Beware the Ides of September
This article is from the archive of The New York Sun before the launch of its new website in 2022. The Sun has neither altered nor updated such articles but will seek to correct any errors, mis-categorizations or other problems introduced during transfer.
Julius Caesar received a significant and prophetic warning in February of 44 BC: Beware the Ides of March! Unfortunately, he ignored the warning and on March 15 of that year he was murdered.
On Wall Street, another warning of significant proportions is making the rounds: Beware the ides of September! In brief, some pros are saying, brace yourself; we’re in September, traditionally the worst month of the year for the stock market, and this period could get ugly, bloodying many investors.
The figures from Standard & Poor’s tell the sad story. Since 2000, September, largely reflecting the effects of the unraveling of the Internet bubble early in the century, has skidded an average 4.53% a year. Over the long run, though, the pain has been considerably less, with the S&P 500 averaging a September loss of only about 1% since 1970. Still, some pros argue that this September could be beastly, given a bevy of danger signs, most of which are expected to linger for the balance of the year and place ongoing pressure on stocks in 2007. Chief among them, they say:
• A major slowdown in the housing market — a number of pros are already calling it a bust — that some believe could well precipitate a recession.
• A slowing economy worldwide, plus repeated guidance from one company after another that slower times lie ahead.
• Recent hints from some Fed governors that interest rate increases, despite last month’s pause, may not, as many think, be over.
• High oil prices, which are increasingly being passed on to the consumer and pose inflationary implications.
• The likelihood of a rash of earnings downgrades from analysts because most profit estimates are widely believed to be too high.
• Mounting geopolitical dangers, especially as they relate to Iran and North Korea. Political speculation is widespread that either America or Israel will take military action before year’s end to wipe out Iran’s nuclear capabilities.
• The possibility that Wall Street could lose a pro-business Congress in the midterm elections.
“There’s enough in the worry pot to make you vomit,” says Los Angeles day trader Arnold Silver. “You have to be off your rocker not to be cautious and take some money off the table in this kind of market.”
A couple of Wall Street veterans echo such thinking. One, the president of New York’s Balestra Capital, James Melcher, believes investors face a poor market ahead — namely a down year in 2006 and a worse decline in 2007.
Mr. Melcher, who manages more than $200 million of assets, notes when the market was going up, “we enjoyed a positive re-enforcement cycle — a housing boom, good auto sales, a growing economy and short-term interest rates of 1%.” But now, he says, “we’ve moved into a negative re-enforcement cycle, with housing turning down faster than expected and rates having risen appreciably.”

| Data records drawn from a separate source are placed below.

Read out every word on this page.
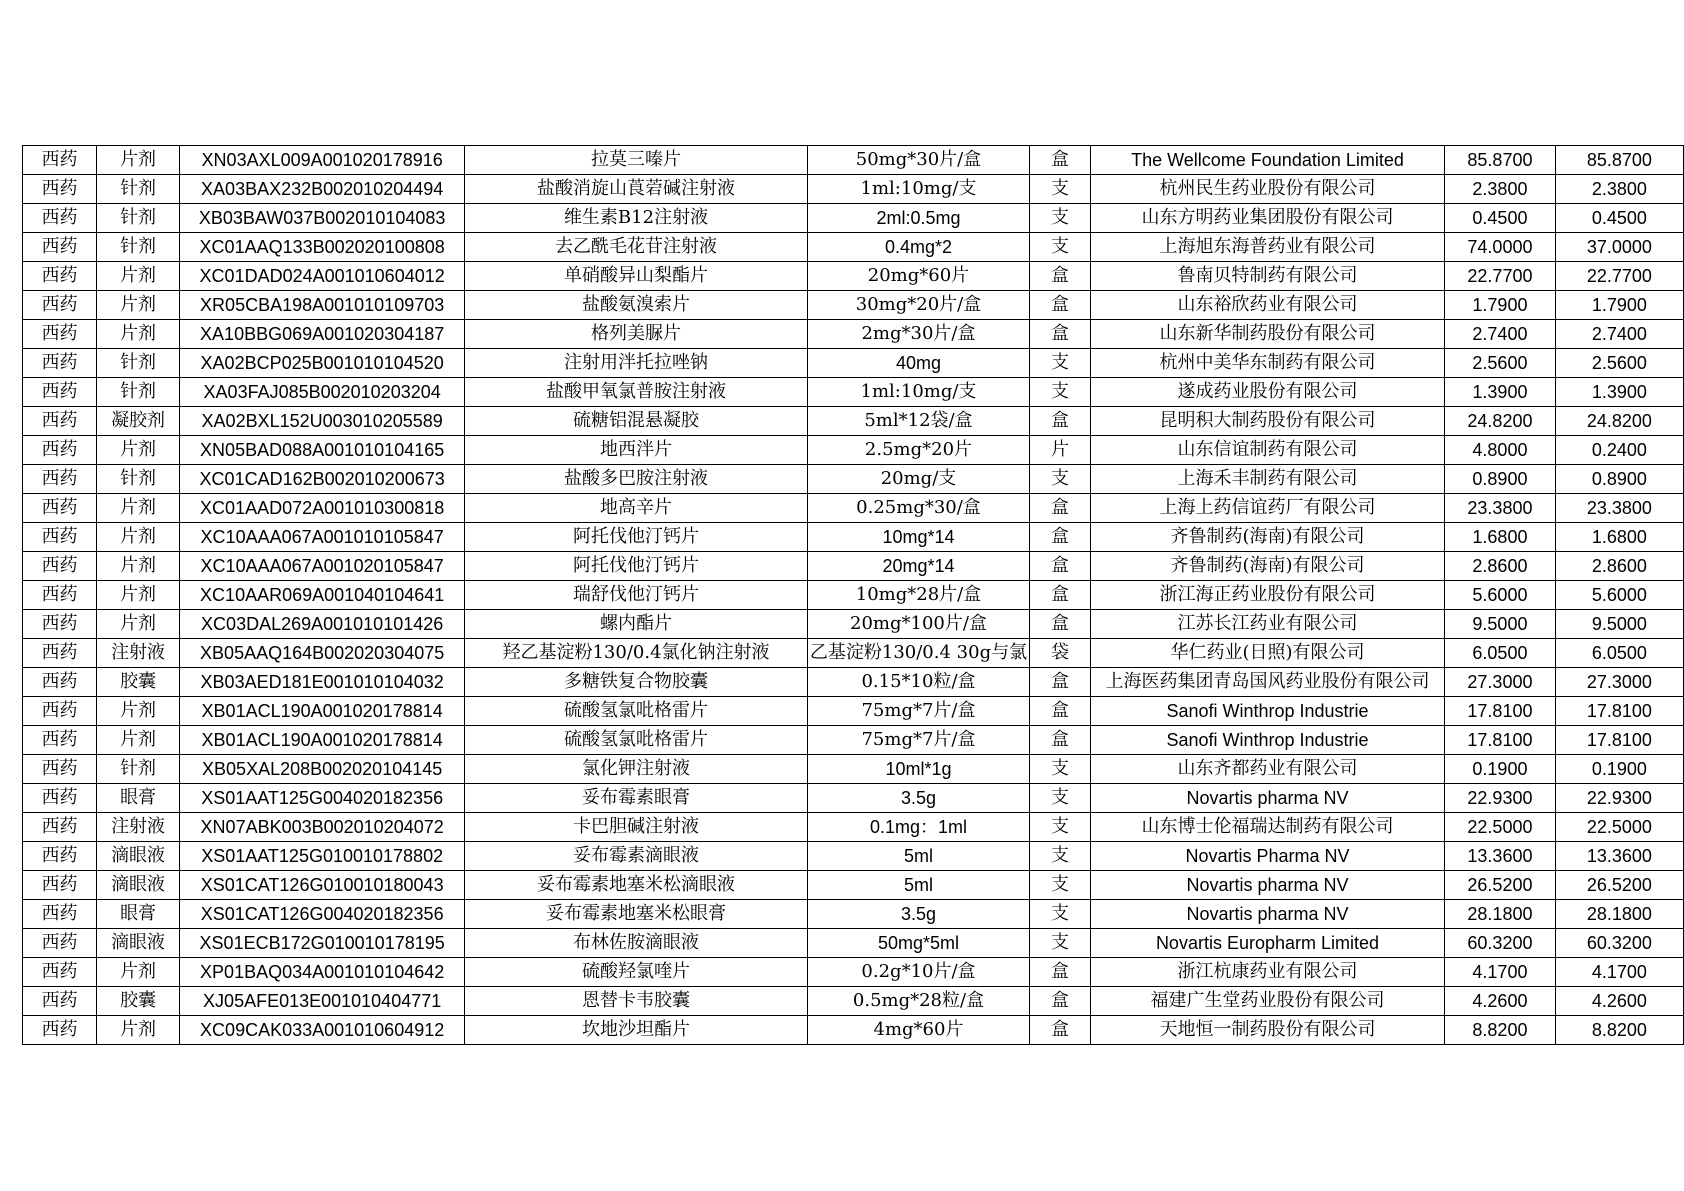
西药	片剂	XN03AXL009A001020178916	拉莫三嗪片	50mg*30片/盒	盒	The Wellcome Foundation Limited	85.8700	85.8700
西药	针剂	XA03BAX232B002010204494	盐酸消旋山莨菪碱注射液	1ml:10mg/支	支	杭州民生药业股份有限公司	2.3800	2.3800
西药	针剂	XB03BAW037B002010104083	维生素B12注射液	2ml:0.5mg	支	山东方明药业集团股份有限公司	0.4500	0.4500
西药	针剂	XC01AAQ133B002020100808	去乙酰毛花苷注射液	0.4mg*2	支	上海旭东海普药业有限公司	74.0000	37.0000
西药	片剂	XC01DAD024A001010604012	单硝酸异山梨酯片	20mg*60片	盒	鲁南贝特制药有限公司	22.7700	22.7700
西药	片剂	XR05CBA198A001010109703	盐酸氨溴索片	30mg*20片/盒	盒	山东裕欣药业有限公司	1.7900	1.7900
西药	片剂	XA10BBG069A001020304187	格列美脲片	2mg*30片/盒	盒	山东新华制药股份有限公司	2.7400	2.7400
西药	针剂	XA02BCP025B001010104520	注射用泮托拉唑钠	40mg	支	杭州中美华东制药有限公司	2.5600	2.5600
西药	针剂	XA03FAJ085B002010203204	盐酸甲氧氯普胺注射液	1ml:10mg/支	支	遂成药业股份有限公司	1.3900	1.3900
西药	凝胶剂	XA02BXL152U003010205589	硫糖铝混悬凝胶	5ml*12袋/盒	盒	昆明积大制药股份有限公司	24.8200	24.8200
西药	片剂	XN05BAD088A001010104165	地西泮片	2.5mg*20片	片	山东信谊制药有限公司	4.8000	0.2400
西药	针剂	XC01CAD162B002010200673	盐酸多巴胺注射液	20mg/支	支	上海禾丰制药有限公司	0.8900	0.8900
西药	片剂	XC01AAD072A001010300818	地高辛片	0.25mg*30/盒	盒	上海上药信谊药厂有限公司	23.3800	23.3800
西药	片剂	XC10AAA067A001010105847	阿托伐他汀钙片	10mg*14	盒	齐鲁制药(海南)有限公司	1.6800	1.6800
西药	片剂	XC10AAA067A001020105847	阿托伐他汀钙片	20mg*14	盒	齐鲁制药(海南)有限公司	2.8600	2.8600
西药	片剂	XC10AAR069A001040104641	瑞舒伐他汀钙片	10mg*28片/盒	盒	浙江海正药业股份有限公司	5.6000	5.6000
西药	片剂	XC03DAL269A001010101426	螺内酯片	20mg*100片/盒	盒	江苏长江药业有限公司	9.5000	9.5000
西药	注射液	XB05AAQ164B002020304075	羟乙基淀粉130/0.4氯化钠注射液	乙基淀粉130/0.4 30g与氯	袋	华仁药业(日照)有限公司	6.0500	6.0500
西药	胶囊	XB03AED181E001010104032	多糖铁复合物胶囊	0.15*10粒/盒	盒	上海医药集团青岛国风药业股份有限公司	27.3000	27.3000
西药	片剂	XB01ACL190A001020178814	硫酸氢氯吡格雷片	75mg*7片/盒	盒	Sanofi Winthrop Industrie	17.8100	17.8100
西药	片剂	XB01ACL190A001020178814	硫酸氢氯吡格雷片	75mg*7片/盒	盒	Sanofi Winthrop Industrie	17.8100	17.8100
西药	针剂	XB05XAL208B002020104145	氯化钾注射液	10ml*1g	支	山东齐都药业有限公司	0.1900	0.1900
西药	眼膏	XS01AAT125G004020182356	妥布霉素眼膏	3.5g	支	Novartis pharma NV	22.9300	22.9300
西药	注射液	XN07ABK003B002010204072	卡巴胆碱注射液	0.1mg：1ml	支	山东博士伦福瑞达制药有限公司	22.5000	22.5000
西药	滴眼液	XS01AAT125G010010178802	妥布霉素滴眼液	5ml	支	Novartis Pharma NV	13.3600	13.3600
西药	滴眼液	XS01CAT126G010010180043	妥布霉素地塞米松滴眼液	5ml	支	Novartis pharma NV	26.5200	26.5200
西药	眼膏	XS01CAT126G004020182356	妥布霉素地塞米松眼膏	3.5g	支	Novartis pharma NV	28.1800	28.1800
西药	滴眼液	XS01ECB172G010010178195	布林佐胺滴眼液	50mg*5ml	支	Novartis Europharm Limited	60.3200	60.3200
西药	片剂	XP01BAQ034A001010104642	硫酸羟氯喹片	0.2g*10片/盒	盒	浙江杭康药业有限公司	4.1700	4.1700
西药	胶囊	XJ05AFE013E001010404771	恩替卡韦胶囊	0.5mg*28粒/盒	盒	福建广生堂药业股份有限公司	4.2600	4.2600
西药	片剂	XC09CAK033A001010604912	坎地沙坦酯片	4mg*60片	盒	天地恒一制药股份有限公司	8.8200	8.8200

The housing decline, he adds, will affect jobs, consumer expenditures and consumption, leading, he predicts, to a sharply slowing economy, abetted by record consumer debt. Some financial experts expect the housing slump to knock down the GDP by about 1%, but Mr. Melcher thinks its impact will be a lot worse.
As he sees it, because of the broad economic downturn globally, especially in America, “stocks do not make sense anywhere in the world, including the emerging markets.” He also holds the same near term view of commodities, such as energy, that he likes for the longer term.
Currently, his firm is marginally short (a bet stock prices will fall) and is holding a lot of cash. His favorite shorts, even though many have already fallen a lot, are shares of automotive and housing companies and mortgage lenders. Balestra Capital is also heavily short B-rated high yield or junk bonds, which Mr. Melcher believes are “way overpriced and should drop substantially.”
So where do you put money? Short-term Treasuries with a 5% coupon look pretty attractive, he says.
The words from our other bear, investment advisor Charles Allmon, who sees major geopolitical risks, are ominous. His big concern: The turmoil in the Middle East. “The fighting there will expand and who knows who else will get into the act?” he asks. “Sooner or later, I think, it’s going to affect the whole world and no one knows the next stop.”
The editor of the Growth Stock Outlook, a monthly investment newsletter in Chevy Chase, Maryland, contends “the clash of civilizations between the West and the Muslim world is clearly under way. Muslims have already conquered Europe and they’re not about to stop there,” he says. “Islam is on the march, we’re now in a 100-year war, and there’s no way to win because they’ll simply outbreed us.”
Mr. Allmon, who also manages more than $100 million in assets and sees a lower market by year end, says “today’s course for investors is obvious; it’s time to be very high in cash reserves.”
Or, as our two worry-warts see the current scene: Beware the Ides of September.